El primero, el cannabis, a diferencia del alcohol, no provocan ni baja percepción de riesgo ni temeridad al volante. Los estudios con simuladores de conducción apuntan que los conductores fumados son conscientes de la merma de sus capacidades, asumen menos riesgos, conducen con suma cautela y en ningún caso realizan prácticas irreflexivas. Aunque estén colocados, incluso intensamente, una proporción de fumetas mantiene la noción de seguridad en todo momento. Infinidad de investigaciones apuntan que es más peligroso conducir borracho que fumado, conclusión a la cual el sentido común llegó hace décadas.
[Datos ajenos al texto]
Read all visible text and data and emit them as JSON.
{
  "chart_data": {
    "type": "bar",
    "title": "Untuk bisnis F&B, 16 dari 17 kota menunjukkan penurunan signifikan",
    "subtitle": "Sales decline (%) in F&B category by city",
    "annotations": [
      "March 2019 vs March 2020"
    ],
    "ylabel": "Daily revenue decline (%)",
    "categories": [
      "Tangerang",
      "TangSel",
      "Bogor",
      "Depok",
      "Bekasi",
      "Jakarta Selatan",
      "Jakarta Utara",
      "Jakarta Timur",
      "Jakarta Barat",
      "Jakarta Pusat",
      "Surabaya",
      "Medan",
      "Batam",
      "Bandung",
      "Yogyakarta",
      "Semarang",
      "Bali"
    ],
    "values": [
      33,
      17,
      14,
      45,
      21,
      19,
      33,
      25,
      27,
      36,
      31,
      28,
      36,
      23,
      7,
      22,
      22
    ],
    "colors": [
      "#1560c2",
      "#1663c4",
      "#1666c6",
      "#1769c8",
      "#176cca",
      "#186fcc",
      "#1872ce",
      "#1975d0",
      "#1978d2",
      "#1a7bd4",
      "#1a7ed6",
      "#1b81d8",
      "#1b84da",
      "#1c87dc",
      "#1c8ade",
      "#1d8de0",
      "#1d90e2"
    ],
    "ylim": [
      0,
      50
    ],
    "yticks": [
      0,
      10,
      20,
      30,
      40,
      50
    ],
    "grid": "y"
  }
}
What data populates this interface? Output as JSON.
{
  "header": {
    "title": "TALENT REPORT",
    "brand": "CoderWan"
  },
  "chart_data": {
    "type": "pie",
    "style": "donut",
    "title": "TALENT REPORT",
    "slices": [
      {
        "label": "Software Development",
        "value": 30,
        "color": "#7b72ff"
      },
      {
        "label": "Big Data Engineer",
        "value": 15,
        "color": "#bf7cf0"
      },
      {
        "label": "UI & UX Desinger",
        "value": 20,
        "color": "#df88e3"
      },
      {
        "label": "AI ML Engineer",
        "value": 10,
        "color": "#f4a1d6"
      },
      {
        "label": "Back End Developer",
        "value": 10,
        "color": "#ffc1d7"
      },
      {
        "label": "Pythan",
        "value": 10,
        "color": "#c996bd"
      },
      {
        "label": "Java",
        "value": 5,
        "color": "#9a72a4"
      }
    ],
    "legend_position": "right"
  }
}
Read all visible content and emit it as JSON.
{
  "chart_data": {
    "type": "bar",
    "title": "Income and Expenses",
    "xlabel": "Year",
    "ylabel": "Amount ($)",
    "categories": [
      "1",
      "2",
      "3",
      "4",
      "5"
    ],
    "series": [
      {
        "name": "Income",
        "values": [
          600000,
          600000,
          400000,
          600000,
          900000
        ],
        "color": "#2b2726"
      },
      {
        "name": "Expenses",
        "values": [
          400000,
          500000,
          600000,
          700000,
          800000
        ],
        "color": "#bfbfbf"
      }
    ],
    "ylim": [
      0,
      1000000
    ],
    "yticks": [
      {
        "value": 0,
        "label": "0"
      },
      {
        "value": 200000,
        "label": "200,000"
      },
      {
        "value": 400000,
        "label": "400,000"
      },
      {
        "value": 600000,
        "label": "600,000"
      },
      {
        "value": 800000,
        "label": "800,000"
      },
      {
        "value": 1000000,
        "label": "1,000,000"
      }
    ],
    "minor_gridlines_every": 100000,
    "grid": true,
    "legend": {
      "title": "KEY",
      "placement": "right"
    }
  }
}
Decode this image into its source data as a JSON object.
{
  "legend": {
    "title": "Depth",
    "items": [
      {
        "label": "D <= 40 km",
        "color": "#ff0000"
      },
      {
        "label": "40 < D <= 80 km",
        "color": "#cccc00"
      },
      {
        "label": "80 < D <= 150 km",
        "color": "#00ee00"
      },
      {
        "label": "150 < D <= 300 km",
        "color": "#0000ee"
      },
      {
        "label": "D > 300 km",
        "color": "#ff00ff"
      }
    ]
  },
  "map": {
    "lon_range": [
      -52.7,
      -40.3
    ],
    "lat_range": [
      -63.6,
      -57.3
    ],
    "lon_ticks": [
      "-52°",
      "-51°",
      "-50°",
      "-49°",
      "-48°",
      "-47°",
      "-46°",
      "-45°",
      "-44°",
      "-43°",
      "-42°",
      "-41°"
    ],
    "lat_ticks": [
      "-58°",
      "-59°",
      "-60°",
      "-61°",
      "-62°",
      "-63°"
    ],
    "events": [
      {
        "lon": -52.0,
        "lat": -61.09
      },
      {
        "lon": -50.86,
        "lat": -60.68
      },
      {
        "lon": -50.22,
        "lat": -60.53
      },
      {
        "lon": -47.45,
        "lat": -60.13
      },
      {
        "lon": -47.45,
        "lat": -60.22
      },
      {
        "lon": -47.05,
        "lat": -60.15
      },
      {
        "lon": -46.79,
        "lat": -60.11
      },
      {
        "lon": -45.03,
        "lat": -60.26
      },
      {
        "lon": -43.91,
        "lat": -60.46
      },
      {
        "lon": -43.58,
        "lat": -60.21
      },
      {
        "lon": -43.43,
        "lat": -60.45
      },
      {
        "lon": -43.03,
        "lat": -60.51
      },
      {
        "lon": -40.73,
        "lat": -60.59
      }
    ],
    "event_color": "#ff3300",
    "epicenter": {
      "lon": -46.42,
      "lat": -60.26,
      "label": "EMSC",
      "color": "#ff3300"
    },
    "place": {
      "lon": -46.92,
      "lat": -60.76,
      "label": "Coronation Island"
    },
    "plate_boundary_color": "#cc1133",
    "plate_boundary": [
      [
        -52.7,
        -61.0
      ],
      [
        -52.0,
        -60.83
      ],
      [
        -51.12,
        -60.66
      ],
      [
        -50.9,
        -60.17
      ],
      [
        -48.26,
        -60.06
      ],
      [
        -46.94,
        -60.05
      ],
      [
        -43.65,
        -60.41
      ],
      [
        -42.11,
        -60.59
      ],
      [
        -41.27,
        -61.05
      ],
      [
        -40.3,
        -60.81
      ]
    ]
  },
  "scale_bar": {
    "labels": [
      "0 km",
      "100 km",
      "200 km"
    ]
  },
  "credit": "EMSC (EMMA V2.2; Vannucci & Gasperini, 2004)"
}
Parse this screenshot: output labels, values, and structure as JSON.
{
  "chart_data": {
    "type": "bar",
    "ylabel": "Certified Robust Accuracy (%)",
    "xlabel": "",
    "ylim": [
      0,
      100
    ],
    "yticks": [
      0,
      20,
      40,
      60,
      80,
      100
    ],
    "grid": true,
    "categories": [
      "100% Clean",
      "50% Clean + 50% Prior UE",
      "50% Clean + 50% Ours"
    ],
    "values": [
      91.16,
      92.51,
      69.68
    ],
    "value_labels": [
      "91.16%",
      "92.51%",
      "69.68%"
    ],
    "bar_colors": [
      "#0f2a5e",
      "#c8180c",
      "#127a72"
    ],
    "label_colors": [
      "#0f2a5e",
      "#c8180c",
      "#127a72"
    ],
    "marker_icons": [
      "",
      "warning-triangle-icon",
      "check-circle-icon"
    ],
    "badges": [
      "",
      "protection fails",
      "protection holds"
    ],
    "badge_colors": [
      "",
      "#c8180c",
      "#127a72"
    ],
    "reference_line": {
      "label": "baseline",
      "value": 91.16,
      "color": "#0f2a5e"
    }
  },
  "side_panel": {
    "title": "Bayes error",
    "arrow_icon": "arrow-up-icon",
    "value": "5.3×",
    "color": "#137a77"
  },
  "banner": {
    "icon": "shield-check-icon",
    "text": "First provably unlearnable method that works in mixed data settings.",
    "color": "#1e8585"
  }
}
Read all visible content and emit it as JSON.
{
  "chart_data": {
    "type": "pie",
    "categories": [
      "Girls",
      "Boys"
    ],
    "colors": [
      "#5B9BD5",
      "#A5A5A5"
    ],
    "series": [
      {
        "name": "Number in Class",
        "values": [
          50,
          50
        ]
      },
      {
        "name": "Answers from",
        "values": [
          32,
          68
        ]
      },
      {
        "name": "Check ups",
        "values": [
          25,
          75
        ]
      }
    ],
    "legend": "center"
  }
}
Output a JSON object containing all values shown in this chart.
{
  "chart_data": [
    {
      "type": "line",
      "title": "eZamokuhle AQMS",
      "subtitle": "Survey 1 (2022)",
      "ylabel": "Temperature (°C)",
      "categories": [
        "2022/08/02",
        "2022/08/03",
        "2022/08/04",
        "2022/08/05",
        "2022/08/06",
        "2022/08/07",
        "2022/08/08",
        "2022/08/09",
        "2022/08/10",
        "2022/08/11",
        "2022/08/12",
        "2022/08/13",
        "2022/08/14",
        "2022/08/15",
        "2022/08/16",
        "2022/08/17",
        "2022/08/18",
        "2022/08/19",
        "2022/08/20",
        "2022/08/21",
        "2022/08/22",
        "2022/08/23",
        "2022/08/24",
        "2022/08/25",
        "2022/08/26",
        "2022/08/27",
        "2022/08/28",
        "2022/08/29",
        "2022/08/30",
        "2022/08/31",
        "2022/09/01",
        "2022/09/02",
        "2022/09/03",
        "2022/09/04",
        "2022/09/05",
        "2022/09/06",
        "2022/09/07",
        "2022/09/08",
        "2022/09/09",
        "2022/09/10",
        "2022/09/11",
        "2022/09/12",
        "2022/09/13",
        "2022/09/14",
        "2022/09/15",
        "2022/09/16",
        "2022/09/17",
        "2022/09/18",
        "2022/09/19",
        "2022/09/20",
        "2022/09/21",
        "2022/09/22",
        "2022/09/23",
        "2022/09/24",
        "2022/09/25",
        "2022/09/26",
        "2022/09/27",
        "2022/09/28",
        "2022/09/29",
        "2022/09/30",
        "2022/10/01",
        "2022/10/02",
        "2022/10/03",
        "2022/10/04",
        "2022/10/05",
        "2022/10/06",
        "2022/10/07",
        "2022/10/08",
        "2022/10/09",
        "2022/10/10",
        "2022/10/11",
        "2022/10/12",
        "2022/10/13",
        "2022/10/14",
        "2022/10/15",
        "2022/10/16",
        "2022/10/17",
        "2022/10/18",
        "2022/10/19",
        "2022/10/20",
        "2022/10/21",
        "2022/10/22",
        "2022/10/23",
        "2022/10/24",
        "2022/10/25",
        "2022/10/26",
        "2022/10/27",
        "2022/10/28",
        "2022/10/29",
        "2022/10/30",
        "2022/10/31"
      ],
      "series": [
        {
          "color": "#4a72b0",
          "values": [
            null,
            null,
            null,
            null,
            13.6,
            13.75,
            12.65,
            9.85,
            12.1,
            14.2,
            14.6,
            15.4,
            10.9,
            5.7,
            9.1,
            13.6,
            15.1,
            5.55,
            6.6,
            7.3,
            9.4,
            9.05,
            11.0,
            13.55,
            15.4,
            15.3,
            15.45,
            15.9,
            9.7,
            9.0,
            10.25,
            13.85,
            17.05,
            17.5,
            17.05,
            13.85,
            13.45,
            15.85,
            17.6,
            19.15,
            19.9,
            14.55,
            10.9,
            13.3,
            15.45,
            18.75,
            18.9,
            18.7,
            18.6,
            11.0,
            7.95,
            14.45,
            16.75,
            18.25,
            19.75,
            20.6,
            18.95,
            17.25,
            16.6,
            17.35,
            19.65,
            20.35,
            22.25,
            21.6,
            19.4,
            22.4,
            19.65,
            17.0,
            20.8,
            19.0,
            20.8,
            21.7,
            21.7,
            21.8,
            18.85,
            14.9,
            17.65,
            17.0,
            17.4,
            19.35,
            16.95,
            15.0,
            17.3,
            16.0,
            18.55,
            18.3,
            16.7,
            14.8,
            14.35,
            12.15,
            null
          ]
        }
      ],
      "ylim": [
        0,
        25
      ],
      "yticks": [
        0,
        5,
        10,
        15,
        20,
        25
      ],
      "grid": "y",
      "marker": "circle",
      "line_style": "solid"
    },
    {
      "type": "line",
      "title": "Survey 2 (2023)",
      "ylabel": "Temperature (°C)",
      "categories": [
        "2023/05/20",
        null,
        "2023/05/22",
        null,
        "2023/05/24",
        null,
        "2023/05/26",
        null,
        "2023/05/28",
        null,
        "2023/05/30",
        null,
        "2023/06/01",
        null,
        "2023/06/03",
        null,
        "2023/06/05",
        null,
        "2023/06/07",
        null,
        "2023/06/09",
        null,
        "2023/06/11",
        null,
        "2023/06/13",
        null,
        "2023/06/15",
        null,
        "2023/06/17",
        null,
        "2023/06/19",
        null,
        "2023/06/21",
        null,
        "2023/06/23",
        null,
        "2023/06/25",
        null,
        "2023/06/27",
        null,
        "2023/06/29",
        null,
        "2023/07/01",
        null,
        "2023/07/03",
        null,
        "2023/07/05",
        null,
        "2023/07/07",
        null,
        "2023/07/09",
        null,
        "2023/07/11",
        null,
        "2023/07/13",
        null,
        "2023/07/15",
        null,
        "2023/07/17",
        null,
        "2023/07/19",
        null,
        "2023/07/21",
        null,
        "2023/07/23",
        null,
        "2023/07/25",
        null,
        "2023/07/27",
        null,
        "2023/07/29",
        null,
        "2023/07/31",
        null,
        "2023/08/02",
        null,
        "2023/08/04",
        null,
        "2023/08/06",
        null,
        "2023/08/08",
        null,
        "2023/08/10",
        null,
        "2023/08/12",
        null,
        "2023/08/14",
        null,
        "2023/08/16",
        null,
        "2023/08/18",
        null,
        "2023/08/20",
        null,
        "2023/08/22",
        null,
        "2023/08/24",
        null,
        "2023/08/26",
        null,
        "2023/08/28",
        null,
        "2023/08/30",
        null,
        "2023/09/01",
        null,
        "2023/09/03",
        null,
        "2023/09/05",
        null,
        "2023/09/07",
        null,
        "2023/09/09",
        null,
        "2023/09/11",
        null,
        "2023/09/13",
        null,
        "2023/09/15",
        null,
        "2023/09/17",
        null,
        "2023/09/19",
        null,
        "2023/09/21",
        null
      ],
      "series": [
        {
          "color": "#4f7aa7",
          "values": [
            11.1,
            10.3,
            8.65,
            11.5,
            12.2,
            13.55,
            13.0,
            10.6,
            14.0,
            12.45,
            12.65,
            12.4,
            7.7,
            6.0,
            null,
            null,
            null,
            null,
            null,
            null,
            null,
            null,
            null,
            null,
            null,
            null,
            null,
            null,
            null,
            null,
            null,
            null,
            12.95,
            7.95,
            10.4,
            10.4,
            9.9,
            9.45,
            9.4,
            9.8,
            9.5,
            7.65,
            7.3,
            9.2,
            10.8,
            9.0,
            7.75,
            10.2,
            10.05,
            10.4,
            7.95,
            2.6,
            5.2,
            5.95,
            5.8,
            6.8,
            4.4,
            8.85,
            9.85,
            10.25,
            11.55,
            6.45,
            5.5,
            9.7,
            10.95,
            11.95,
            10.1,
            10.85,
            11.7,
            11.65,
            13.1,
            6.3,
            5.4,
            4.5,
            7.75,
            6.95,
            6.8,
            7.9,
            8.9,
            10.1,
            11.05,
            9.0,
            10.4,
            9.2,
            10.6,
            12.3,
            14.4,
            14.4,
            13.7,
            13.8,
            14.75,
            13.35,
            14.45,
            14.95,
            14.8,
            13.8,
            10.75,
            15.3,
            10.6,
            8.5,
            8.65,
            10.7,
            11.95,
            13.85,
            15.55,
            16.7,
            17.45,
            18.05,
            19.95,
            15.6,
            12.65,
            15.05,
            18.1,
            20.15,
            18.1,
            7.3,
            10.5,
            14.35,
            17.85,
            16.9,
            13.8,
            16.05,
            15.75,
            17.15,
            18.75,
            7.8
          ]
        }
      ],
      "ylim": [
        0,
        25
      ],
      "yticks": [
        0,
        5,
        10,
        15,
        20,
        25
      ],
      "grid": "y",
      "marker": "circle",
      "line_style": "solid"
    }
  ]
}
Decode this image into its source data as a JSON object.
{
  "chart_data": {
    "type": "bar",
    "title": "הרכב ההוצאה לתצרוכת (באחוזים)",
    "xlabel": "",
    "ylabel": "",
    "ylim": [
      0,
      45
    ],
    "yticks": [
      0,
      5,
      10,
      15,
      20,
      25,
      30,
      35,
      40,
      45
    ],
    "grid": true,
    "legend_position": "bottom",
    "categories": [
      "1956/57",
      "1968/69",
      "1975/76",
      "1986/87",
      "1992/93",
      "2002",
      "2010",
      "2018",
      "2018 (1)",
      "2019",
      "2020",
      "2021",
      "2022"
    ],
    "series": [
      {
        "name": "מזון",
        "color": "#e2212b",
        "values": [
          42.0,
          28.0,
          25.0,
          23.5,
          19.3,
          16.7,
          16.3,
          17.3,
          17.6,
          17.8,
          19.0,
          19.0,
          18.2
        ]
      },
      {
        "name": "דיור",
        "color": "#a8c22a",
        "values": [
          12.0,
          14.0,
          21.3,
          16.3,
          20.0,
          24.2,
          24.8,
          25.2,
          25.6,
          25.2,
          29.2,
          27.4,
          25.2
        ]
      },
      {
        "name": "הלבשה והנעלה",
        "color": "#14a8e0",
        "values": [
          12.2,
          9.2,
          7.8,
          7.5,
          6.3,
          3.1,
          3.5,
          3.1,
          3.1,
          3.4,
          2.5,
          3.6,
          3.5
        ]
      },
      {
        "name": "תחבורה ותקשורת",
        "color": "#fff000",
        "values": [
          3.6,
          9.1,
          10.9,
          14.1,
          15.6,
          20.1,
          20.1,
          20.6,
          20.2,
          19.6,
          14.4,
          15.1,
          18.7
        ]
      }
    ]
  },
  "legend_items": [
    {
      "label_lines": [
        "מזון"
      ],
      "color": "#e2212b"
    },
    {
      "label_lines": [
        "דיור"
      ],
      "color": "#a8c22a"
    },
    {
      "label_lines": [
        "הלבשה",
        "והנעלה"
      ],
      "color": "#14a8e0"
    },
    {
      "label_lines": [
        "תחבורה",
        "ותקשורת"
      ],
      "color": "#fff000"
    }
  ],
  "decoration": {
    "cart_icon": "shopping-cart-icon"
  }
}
El segundo aspecto es el ritmo en que cada persona metaboliza el cannabis. Algunas, a pesar de fumar intensamente y presentar una concentración alta de THC en sangre, pueden experimentar unos efectos suaves que les permiten mantener unas capacidades cognitivas óptimas para conducir. Otras, aunque fumen pequeñas cantidades y presenten una concentración mínima de principio activo en sangre, experimentan potentes efectos con el consecuente deterioro psíquico y psicomotor, que las invalida para conducir.
El tercero: hay que dar cuenta del índice de psicoactividad, es decir, la ratio entre THC y CBD (y de bien seguro entre otros cannabinoides). Un fumeta puede presentar unos niveles altísimos de THC en sangre pero sin estar colocado, porque el CBD aplaca la psicoactividad del THC. En consecuencia, las facultades mentales se mantienen intactas y la conducción se desempeña con normalidad.
Estos tres elementos suponen un quebradero de cabeza a la hora de establecer un criterio objetivo. Colorado y Washington han marcado el límite en cinco nanogramos de THC por mililitro de sangre, pero diversas voces apuntan, otra vez más, que este criterio es una arbitrariedad. Por tanto, la única solución para alcanzar un baremo fiable es investigar en profundidad las múltiples variables que condicionan la intensidad de los efectos del cannabis. Tal vez esta sea la mejor estrategia. Pero establecer un criterio objetivo deviene una quimera mientras el prohibicionismo sea hegemónico y las drogas funcionen como chivo expiatorio. Cabe recordar que el culpable de cualquier accidente siempre es el conductor que da positivo, sin que se permita plantear un escenario alternativo que evalúe objetivamente el siniestro. Además, el pasado 22 de febrero el Tribunal Constitucional dio la razón a la DGT y desestimó un recurso de inconstitucionalidad de los artículos referidos a las drogas de la Ley de tráfico. Esta resolución da portazo a cualquier intento de implementar un índice objetivo que permita discernir los consumidores aptos de aquellos mermados. Solo una revolución copernicana en el ámbito de las políticas de drogas pondrá punto y final a la sinrazón que supone la continua estigmatización del fumeta.